4.3 First-line catheter ablation

One of the potential explanations for a better outcome with first-line CA is to stabilize the VT substrate in the early phase. In ICM, postinfarction remodeling starts developing just after the myocardial infarction [27]. These remodeling processes have been divided into 2 phases, an early phase (within 72 h) and a late phase (beyond 72 h), which are associated with time-dependent progressive dilatation and recruitment of border zone myocardium into the scar [28, 29]. Conducting channels tend to be present early postinfarction and are preserved over time [30]. Circuits that support VT early post-MI tend to be preserved over time [31]. Similarly, NICM is thought to be a progressive disease even under the optimal drug therapy [15], such as beta-blockers and ACE inhibitor/ARBs. These time-dependent progressive properties of the VT substrate might be related to the benefit of first-line CA that homogenize the VT substrate and block the VT circuits at the early phase.

As for iatrogenic complications, our data revealed that there were only 3 (9%) peri-procedural complications with no intra-procedural death, which is equivalent to the risk of ablation reported in larger cohorts of patients undergoing ventricular arrhythmia ablation and those reported in recent randomized trials [32, 33].
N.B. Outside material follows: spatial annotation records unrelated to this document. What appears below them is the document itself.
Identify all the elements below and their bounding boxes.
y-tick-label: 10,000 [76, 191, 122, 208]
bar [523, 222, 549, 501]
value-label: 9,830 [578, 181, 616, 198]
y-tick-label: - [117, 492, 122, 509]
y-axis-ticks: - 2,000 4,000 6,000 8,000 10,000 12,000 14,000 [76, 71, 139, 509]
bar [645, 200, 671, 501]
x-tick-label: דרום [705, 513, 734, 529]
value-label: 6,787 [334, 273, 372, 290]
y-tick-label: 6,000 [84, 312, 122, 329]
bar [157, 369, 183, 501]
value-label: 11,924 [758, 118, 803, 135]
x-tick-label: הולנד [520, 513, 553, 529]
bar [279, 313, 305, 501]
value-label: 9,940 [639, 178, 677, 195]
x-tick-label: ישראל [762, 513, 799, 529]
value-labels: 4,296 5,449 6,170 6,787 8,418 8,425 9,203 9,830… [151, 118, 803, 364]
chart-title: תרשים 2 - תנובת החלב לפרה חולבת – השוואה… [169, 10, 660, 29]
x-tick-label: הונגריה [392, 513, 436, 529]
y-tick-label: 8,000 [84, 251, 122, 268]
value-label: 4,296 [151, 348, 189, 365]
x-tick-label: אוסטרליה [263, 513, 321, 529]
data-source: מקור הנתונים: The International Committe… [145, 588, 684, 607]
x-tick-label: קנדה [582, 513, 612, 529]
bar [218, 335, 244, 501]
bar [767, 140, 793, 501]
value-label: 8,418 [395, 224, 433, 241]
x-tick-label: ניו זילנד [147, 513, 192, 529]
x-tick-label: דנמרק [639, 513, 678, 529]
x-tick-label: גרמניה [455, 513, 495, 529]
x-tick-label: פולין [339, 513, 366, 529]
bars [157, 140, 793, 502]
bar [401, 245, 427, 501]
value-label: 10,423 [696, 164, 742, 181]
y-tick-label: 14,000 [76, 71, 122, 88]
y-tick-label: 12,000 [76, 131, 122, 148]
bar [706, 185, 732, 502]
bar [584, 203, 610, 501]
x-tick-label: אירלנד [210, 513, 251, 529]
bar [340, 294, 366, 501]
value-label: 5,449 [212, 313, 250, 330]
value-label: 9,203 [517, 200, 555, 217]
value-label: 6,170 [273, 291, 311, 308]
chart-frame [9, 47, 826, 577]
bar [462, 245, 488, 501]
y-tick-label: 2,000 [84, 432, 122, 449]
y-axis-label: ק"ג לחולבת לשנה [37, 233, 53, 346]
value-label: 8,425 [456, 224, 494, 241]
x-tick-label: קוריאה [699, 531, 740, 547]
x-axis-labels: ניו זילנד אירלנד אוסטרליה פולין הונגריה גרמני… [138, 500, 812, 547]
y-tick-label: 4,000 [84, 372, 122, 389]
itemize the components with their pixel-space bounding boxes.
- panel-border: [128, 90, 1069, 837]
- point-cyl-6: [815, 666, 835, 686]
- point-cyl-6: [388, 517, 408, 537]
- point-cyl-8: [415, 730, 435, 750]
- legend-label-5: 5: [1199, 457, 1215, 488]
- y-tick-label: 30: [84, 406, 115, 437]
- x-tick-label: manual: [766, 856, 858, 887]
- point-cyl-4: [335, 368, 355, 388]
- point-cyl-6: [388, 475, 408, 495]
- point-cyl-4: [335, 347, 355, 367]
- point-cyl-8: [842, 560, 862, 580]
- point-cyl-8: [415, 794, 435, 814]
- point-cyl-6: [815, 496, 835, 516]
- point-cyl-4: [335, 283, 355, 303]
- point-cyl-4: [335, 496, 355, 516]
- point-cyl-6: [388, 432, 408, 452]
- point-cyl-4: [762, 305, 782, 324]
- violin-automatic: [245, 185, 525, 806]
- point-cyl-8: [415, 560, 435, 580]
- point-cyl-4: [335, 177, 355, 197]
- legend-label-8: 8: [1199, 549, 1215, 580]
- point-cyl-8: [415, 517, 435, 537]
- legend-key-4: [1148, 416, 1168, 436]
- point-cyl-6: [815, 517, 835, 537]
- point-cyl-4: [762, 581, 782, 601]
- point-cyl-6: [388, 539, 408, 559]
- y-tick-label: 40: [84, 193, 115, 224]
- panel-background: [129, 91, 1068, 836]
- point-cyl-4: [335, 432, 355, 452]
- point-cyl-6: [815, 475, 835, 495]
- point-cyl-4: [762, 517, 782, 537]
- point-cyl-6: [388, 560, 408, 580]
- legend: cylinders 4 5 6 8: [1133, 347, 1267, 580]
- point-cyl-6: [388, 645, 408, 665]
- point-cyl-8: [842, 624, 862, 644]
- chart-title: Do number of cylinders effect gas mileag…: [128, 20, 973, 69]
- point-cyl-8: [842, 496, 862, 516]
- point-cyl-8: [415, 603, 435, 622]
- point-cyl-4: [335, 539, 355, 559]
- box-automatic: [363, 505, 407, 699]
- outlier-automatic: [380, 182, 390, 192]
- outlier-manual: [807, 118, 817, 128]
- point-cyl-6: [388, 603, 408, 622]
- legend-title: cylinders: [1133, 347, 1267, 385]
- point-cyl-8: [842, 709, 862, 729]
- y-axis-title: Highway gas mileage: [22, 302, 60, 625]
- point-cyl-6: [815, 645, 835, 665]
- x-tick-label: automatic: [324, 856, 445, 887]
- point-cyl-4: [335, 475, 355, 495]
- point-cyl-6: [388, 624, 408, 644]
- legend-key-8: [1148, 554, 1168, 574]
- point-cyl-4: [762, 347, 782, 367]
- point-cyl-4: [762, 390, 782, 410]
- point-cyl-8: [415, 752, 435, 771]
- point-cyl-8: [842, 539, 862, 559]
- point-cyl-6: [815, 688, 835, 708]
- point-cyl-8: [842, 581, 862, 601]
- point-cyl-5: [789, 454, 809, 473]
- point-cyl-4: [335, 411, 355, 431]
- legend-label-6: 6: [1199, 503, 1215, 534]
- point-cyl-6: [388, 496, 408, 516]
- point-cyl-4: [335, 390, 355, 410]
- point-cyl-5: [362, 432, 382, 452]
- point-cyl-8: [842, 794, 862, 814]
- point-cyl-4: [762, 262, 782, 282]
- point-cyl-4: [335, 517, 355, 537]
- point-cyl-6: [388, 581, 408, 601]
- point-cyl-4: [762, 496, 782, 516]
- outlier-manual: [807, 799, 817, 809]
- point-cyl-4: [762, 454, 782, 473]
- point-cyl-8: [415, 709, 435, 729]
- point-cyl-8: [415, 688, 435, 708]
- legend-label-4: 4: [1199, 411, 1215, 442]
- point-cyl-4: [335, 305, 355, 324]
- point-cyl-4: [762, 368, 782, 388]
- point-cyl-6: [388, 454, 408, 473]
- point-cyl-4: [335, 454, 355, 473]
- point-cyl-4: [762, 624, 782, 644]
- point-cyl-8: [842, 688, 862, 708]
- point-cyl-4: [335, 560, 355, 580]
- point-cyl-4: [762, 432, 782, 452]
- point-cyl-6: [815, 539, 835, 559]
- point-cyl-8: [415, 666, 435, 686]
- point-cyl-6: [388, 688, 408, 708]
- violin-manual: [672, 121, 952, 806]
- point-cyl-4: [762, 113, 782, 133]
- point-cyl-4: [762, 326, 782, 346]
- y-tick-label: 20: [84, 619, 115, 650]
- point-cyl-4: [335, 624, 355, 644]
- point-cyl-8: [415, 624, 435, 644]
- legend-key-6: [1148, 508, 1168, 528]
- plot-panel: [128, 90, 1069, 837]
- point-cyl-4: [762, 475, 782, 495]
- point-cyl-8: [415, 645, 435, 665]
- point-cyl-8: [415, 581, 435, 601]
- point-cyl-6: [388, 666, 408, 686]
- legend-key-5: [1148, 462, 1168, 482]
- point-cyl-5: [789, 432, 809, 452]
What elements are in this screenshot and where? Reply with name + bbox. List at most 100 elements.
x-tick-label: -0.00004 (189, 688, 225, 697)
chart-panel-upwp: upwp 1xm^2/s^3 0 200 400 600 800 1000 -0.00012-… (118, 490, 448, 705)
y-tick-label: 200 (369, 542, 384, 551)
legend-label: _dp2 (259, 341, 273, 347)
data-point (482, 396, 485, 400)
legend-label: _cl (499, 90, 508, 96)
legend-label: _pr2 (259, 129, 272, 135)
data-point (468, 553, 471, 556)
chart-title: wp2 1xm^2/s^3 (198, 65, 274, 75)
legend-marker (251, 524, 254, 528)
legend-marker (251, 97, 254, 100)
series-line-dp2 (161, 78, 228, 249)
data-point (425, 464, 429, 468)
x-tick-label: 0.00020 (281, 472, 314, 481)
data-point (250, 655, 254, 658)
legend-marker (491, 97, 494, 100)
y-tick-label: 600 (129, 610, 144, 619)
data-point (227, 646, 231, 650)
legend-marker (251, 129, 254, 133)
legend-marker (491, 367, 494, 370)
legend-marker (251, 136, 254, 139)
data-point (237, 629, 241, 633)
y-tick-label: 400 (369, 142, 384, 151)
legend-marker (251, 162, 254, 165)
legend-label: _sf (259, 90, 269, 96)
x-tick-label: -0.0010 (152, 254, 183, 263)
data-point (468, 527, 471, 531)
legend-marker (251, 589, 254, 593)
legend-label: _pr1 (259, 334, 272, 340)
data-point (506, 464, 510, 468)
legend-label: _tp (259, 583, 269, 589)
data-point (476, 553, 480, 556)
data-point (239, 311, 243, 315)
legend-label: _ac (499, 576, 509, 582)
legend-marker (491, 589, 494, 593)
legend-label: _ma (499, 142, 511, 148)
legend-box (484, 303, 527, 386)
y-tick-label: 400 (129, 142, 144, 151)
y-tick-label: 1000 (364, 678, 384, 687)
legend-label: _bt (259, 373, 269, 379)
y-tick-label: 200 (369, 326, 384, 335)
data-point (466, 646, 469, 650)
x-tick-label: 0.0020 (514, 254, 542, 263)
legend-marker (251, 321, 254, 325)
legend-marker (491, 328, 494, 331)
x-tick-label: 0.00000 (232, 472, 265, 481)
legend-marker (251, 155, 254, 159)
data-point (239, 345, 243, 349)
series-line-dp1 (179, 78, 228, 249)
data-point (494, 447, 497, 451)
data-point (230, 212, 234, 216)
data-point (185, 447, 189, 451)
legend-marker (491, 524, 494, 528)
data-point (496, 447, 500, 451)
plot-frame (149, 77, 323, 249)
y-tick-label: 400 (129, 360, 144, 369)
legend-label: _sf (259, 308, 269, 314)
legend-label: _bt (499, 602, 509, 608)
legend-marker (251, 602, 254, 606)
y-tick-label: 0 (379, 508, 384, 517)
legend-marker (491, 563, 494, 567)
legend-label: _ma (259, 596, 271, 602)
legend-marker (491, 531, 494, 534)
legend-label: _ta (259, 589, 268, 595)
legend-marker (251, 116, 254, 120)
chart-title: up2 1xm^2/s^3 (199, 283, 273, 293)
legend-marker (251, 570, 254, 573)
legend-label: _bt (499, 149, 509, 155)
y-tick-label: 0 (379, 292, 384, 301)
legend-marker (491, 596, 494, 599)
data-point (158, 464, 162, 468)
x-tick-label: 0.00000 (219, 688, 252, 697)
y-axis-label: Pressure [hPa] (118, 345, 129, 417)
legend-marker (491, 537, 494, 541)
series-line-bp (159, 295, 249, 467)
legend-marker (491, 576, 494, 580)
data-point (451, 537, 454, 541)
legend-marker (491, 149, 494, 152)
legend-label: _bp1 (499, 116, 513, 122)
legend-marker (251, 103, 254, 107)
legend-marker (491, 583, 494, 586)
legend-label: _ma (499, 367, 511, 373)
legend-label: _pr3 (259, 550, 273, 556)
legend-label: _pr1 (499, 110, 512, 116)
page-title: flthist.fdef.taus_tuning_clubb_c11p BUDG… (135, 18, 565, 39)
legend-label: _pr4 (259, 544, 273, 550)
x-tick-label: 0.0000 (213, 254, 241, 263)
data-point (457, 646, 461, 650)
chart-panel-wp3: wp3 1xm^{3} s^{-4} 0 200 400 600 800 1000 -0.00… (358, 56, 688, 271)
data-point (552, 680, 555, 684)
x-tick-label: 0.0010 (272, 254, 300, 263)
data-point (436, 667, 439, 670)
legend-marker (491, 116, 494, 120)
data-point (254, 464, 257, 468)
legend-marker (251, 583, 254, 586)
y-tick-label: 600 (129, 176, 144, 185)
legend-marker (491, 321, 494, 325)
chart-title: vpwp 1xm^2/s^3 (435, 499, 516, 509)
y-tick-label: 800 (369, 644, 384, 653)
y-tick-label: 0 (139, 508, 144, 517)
With the improvement of the mapping system and techniques, VT ablation is becoming a safer and more effective procedure. VT ablation was initially performed in the treatment of patients with frequent ICD shocks for VT, but it is now used more often and earlier in the management of VT. Our data supports the notion that first-line CA is safe and efficacious in patients presenting with initial VT. Further randomized controlled trials are needed to confirm our findings.

5 Study limitations

This study had several limitations. First, this is a retrospective study from a single specialized center for VT management that performs a high volume of VT ablations, which creates the possibility of operator and selection bias that is unavoidable. Second is a small sample size, which might have been a hidden bias. Ideally, a large multicenter, randomized clinical trial would be conducted to minimize these biases and confounding factors. Third, inherently to a retrospective study, some patients were not followed-up for the duration of the median follow-up, especially in patients with ICD first group. This might limit the accuracy of the time-to-event analysis. Since this study was conducted in a large center, patients who had been stable for a certain period of time tended to be referred to the local clinics. However, to minimize the likelihood of underestimating recurrence, a referral system was in place with local clinics to report VA recurrence or other severe complications. Finally, our study takes no structured approach to AAD prescribing, but the benefit of this being the reflection of a real-world scenario.

6 Conclusion

In this study, in which ICM and NICM population were equally represented, first-line CA at the time of the first VT presentation prior to ICD insertion results in significantly improved survival free of VA and survival free of a composite endpoint of VA recurrence cardiovascular hospitalization, transplant, or death, with a low incidence of peri-procedural complications. These real-world findings are consistent with recent randomized clinical trial data showing the benefit of early catheter ablation, compared to medical therapy at the time of the first presentation of VT.